Oh, and today’s Washington Post announces that proponents of stem cell research are entering the political fight for the White House.

IBM software to aid medical research

IBM has just announced a new software solution that “enables research institutions and biopharmaceutical companies across the world to integrate, store, analyze and better understand genotypic and phenotypic data for medical research and patient care.”

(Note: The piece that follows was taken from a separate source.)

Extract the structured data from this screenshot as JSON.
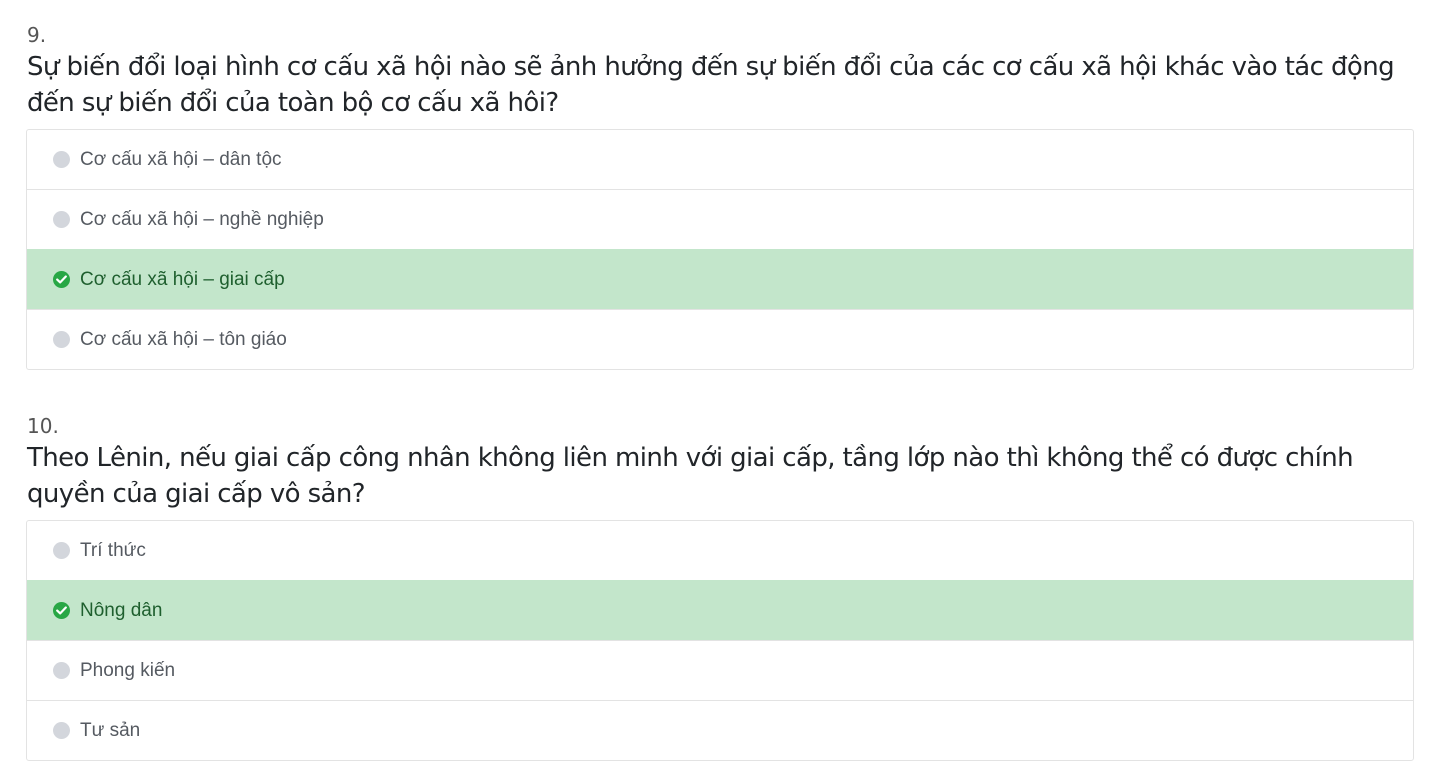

The gist of it is that they capture–and de-identify (a new word for the modern security-conscious HIPAA age)–data from existing hospital and research systems, store data from healthcare institutions and diagnostic labs, then centralize it all to yield the opportunity for research on steroids.

Device entrepreneur seeks connections

Northeast Ohio entrepreneur, Wayne Urban,  has done his homework for a couple of years to get this medical device invention off the ground. This truly home-spun, grassroots effort is introducing a product that fills a real need: a sling that holds up your leg when you’ve been injured and can’t stand on it. Makes a lot of sense to podiatrists.

As founder and CEO of his company, LS Products, LLC, Urban did all the investigative research to learn how to get the FDA approval, the manufacturer producing a prototype, etc. “We have demonstrated it, exhibited at medical tradeshows, been featured on TV, and been written up in newspapers.  We are adding several sales reps, but we feel we need to reach many more people now,” says Urban. 

What better way than to connect through the companies of NEOBio and beyond. Check out their website.

Reducing need for bypass

This is really cool. A new stent that can be put in during angioplasty has been designed to prevent the troubling re-narrowing of arteries that seemed always to happen after the procedure. It’s coated with a drug that prevents the restinosis.

Fewer people living additional healthier years without having to have their chests cut open…that’s what the promise of bioscience is about.

Here's an idea for sharing knowledge

Tomorrow Purdue University is hosting a full-day conference-that’s totally free and open to the public–on how bioscience and nanotechnology can be linked. Speakers from Purdue, Northwestern and U of I will talk about current research and discuss how universities can network on this subject.

Oh, and it’s got some heavy-hitter sponsors: Purdue’s Bindley Bioscience Center, Birck Nanotechnology Center, the Network for Computational Nanotechnology (funded by the National Science Foundation), and the Institute for Nanoelectronics and Computing (funded by NASA).

What've they got?

German biotech supplier Eppendorf chose Connecticut as the place to build a new manufacturing facility. What areas were considered and rejected?

The CEO of Eppendorf, which is based in Hamburg, Germany, gave these reasons for the choice:  “The Enfield site is closer to the company’s markets, has certain unspecified logistical advantages and less exposure to fluctuations in the currency exchange rate.”